Mama Day | Author Biography
Born in 1950 Gloria Naylor was raised in New York by working-class parents. Her mother encouraged her to write when she began to exhibit creative ability at the age of seven. But when she graduated from high school, instead of attending college as her parents wished, she became a Jehovah's Witness, traveling through New York and the South from 1968 to 1975. After she returned to New York, she earned her degree in English from Brooklyn College of the City University of New York in 1981.
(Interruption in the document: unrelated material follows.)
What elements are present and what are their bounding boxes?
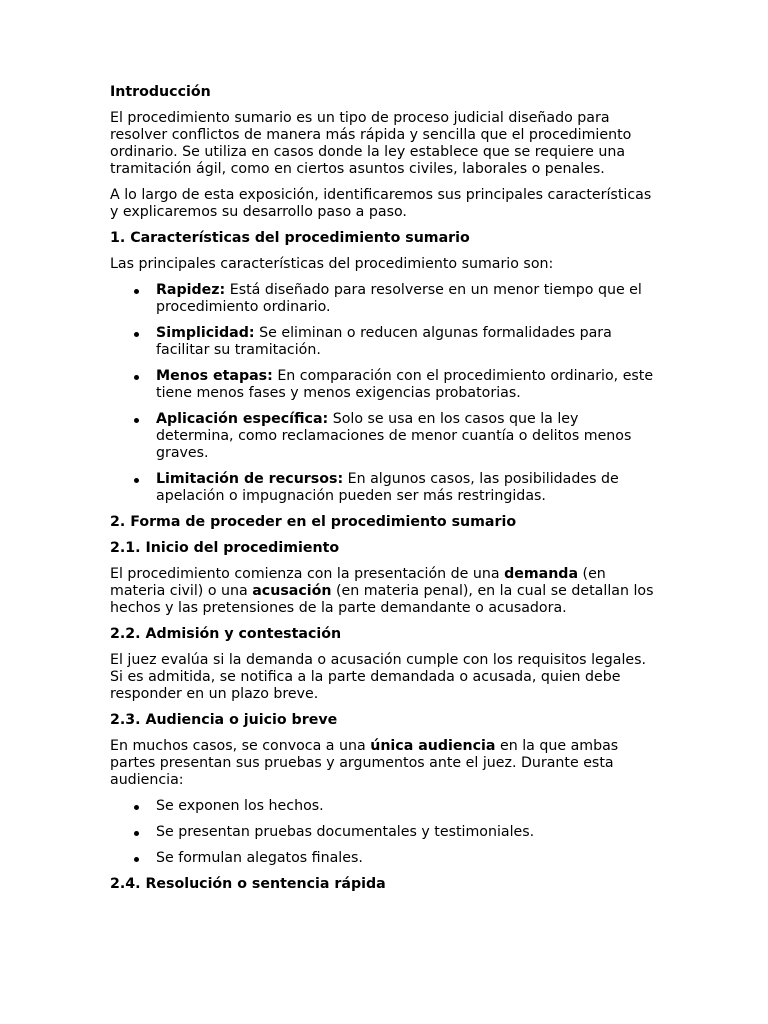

It was in college that she first learned about the rich tradition of African-American literature. She told Allison Gloch in 1993, "I was 27 years old before I knew Black women even wrote books." Her reading of Zora Neale Hurston, Alice Walker and others inspired her to begin writing herself. Her first novel, The Women of Brewster Place, chronicled the lives of seven very different women living in an African-American community. The success of the novel immediately made her a prominent figure in the renaissance of African-American women writers. The following year, the novel won an American Book Award, and she received her M.A. in African-American Studies from Yale University. Her master's thesis became her second novel, Linden Hills (1985), which used Dante's Inferno as a thematic and structural guide for her explication of the moral downfall of well-to-do blacks who lose touch with their racial heritage.
Naylor's third novel, Mama Day, was her first to explore the experiences of African-Americans in the South. To write the novel, she drew on her parents' stories about living there and her own experiences as a Jehovah's Witness traveling the region. This novel was a culmination of her concern with the loss of identity and heritage suffered by contemporary urban African-Americans. The novel emanated, she told Michelle C. Loris in 1996, from her "belief in love and magic … I know that love can heal."
Naylor connects her writings by having the same characters appear in more than one novel. Mama Day first appeared in Linden Hills, and George's mother became a central character in Bailey's Cafe (1992). The Day family will reappear in a future novel, Sapphira Wade, she told Loris. In this book, "Cocoa comes back as an old woman. It's 2023." Naylor will also tell the stories of Bascombe and Sapphira Wade from 1817 to 1823. "Always in my head Sapphira Wade would be the cornerstone because she has been the guiding spirit for now close to twenty years, and now it's time to grapple with her," Naylor said. For Naylor, writing about the present and future African-American community means grappling with its past as well as the rich folklore, language, and tradition that have sustained it.